How to see hidden adapter IP settings in Windows

Lost and Found

Have you ever lost something and found it in last place where you expect to find it? Well it happened to me as well several times (I even tried to pray to Saint Anthony - patron of lost things) and it is true that some things are lost as well in IT world.

Few days ago I found out, that some of my VM’s are version 4 and they should be version 7. I powered them off quickly and then upgraded Virtual Machine hardware to version 7. Piece of cake - vCenter Server informed me that VMware Tools are outdated (I didn’t knew that they are from ESX 3.5) and I confirmed that I want to do upgrade. What could go wrong huh?

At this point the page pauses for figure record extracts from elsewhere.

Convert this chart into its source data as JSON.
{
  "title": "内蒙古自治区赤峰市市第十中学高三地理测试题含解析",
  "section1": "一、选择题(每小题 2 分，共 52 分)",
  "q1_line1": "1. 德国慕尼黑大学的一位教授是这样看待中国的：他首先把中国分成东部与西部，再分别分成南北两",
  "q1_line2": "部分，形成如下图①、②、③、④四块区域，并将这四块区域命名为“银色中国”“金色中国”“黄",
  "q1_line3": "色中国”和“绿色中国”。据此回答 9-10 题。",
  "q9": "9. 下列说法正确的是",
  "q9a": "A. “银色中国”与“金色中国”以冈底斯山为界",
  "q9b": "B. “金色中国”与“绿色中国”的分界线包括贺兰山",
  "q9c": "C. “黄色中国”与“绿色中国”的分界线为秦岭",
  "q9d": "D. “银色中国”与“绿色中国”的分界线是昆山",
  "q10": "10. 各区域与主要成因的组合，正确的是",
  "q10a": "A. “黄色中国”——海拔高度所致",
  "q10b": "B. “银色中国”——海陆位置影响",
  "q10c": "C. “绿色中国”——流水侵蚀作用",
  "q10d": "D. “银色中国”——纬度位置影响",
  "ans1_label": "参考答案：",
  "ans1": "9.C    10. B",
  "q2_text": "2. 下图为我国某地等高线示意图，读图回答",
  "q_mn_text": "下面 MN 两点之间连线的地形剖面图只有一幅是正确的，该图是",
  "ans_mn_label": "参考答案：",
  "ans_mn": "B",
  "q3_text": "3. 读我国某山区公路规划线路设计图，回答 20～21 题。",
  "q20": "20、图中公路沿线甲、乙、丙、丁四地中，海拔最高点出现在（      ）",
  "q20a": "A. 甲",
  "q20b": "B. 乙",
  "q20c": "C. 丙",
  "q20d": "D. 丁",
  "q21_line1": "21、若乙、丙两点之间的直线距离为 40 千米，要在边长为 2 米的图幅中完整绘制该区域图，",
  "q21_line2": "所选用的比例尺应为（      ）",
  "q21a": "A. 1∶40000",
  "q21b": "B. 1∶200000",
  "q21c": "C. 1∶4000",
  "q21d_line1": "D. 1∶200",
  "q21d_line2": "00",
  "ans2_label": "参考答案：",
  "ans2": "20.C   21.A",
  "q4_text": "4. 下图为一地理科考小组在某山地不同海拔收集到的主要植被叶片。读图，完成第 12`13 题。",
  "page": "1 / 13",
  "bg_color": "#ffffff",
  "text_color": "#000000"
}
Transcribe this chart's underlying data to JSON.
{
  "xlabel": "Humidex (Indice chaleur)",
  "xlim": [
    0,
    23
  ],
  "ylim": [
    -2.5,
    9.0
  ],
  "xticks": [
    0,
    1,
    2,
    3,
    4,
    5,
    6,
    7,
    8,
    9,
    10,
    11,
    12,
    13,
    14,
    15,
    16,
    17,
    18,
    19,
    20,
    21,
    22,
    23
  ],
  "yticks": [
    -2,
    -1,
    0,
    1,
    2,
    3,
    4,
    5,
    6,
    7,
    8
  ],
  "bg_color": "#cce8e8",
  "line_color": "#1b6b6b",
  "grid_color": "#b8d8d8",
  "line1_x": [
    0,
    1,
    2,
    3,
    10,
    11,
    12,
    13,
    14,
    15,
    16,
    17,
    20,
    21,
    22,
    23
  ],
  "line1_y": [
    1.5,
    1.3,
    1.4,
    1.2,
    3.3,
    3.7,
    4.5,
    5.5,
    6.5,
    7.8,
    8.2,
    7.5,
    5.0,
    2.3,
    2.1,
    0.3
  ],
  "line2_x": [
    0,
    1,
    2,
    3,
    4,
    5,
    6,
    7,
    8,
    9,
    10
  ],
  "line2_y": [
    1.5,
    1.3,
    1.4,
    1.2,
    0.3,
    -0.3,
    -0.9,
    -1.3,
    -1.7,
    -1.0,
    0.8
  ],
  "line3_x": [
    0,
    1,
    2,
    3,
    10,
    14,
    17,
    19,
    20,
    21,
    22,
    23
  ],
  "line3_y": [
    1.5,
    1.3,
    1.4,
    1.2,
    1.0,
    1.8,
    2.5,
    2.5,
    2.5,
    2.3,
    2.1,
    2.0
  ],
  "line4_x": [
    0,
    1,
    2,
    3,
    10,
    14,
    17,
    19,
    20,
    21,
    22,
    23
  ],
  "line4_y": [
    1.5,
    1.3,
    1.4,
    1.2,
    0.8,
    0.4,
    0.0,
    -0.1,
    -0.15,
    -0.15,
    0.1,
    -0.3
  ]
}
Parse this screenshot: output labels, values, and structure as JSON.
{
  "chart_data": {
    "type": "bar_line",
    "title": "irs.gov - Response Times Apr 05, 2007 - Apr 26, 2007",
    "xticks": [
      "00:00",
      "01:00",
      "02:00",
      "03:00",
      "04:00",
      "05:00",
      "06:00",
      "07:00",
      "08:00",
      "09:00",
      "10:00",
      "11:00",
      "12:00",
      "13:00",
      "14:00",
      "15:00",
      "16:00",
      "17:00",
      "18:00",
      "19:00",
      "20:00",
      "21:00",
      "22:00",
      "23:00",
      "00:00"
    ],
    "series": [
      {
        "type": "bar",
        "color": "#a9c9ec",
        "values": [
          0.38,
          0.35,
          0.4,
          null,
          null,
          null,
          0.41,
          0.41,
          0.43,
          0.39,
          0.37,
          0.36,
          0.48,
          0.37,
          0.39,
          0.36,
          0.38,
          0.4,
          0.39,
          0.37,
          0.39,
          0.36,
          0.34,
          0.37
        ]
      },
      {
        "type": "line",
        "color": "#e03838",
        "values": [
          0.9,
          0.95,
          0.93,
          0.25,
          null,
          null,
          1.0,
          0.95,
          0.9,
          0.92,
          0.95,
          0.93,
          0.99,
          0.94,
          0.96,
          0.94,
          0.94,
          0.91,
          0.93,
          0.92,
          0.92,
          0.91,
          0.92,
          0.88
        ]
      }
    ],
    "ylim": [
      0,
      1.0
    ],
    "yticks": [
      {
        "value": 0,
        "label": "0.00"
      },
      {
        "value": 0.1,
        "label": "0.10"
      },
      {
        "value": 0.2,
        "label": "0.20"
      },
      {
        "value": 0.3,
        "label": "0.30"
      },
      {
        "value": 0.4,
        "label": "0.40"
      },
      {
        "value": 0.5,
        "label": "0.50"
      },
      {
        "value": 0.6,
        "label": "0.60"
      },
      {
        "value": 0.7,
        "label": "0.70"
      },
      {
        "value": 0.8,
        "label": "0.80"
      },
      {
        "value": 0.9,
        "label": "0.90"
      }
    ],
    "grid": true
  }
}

Well, VM’s started fine - no big deal. Next day ticket came to me that VM’s lost its IP configuration. Damn, I am busted - this is because of this HW upgrade. I thought no big deal - setting new IP is no big deal, and I thought I will remove flexible adapter with proper VMXNET3. That part was easy, but no one had old IP configuration of VM’s.

Microsoft KB http://support.microsoft.com/kb/315539 is helpful when you want to remove old network adapter (don’t do it yet) but it doesn’t say how to find old IP configuration.

Here is hint how you can find it.

Start regedit and then navigate to key located in HKEY\LOCAL\MACHINE\SYSTEM\CurrentControlSet\services\Tcpip\Parameters\Interfaces and find your Interface with configuration.

Then you can easily set your missing NIC IP settings.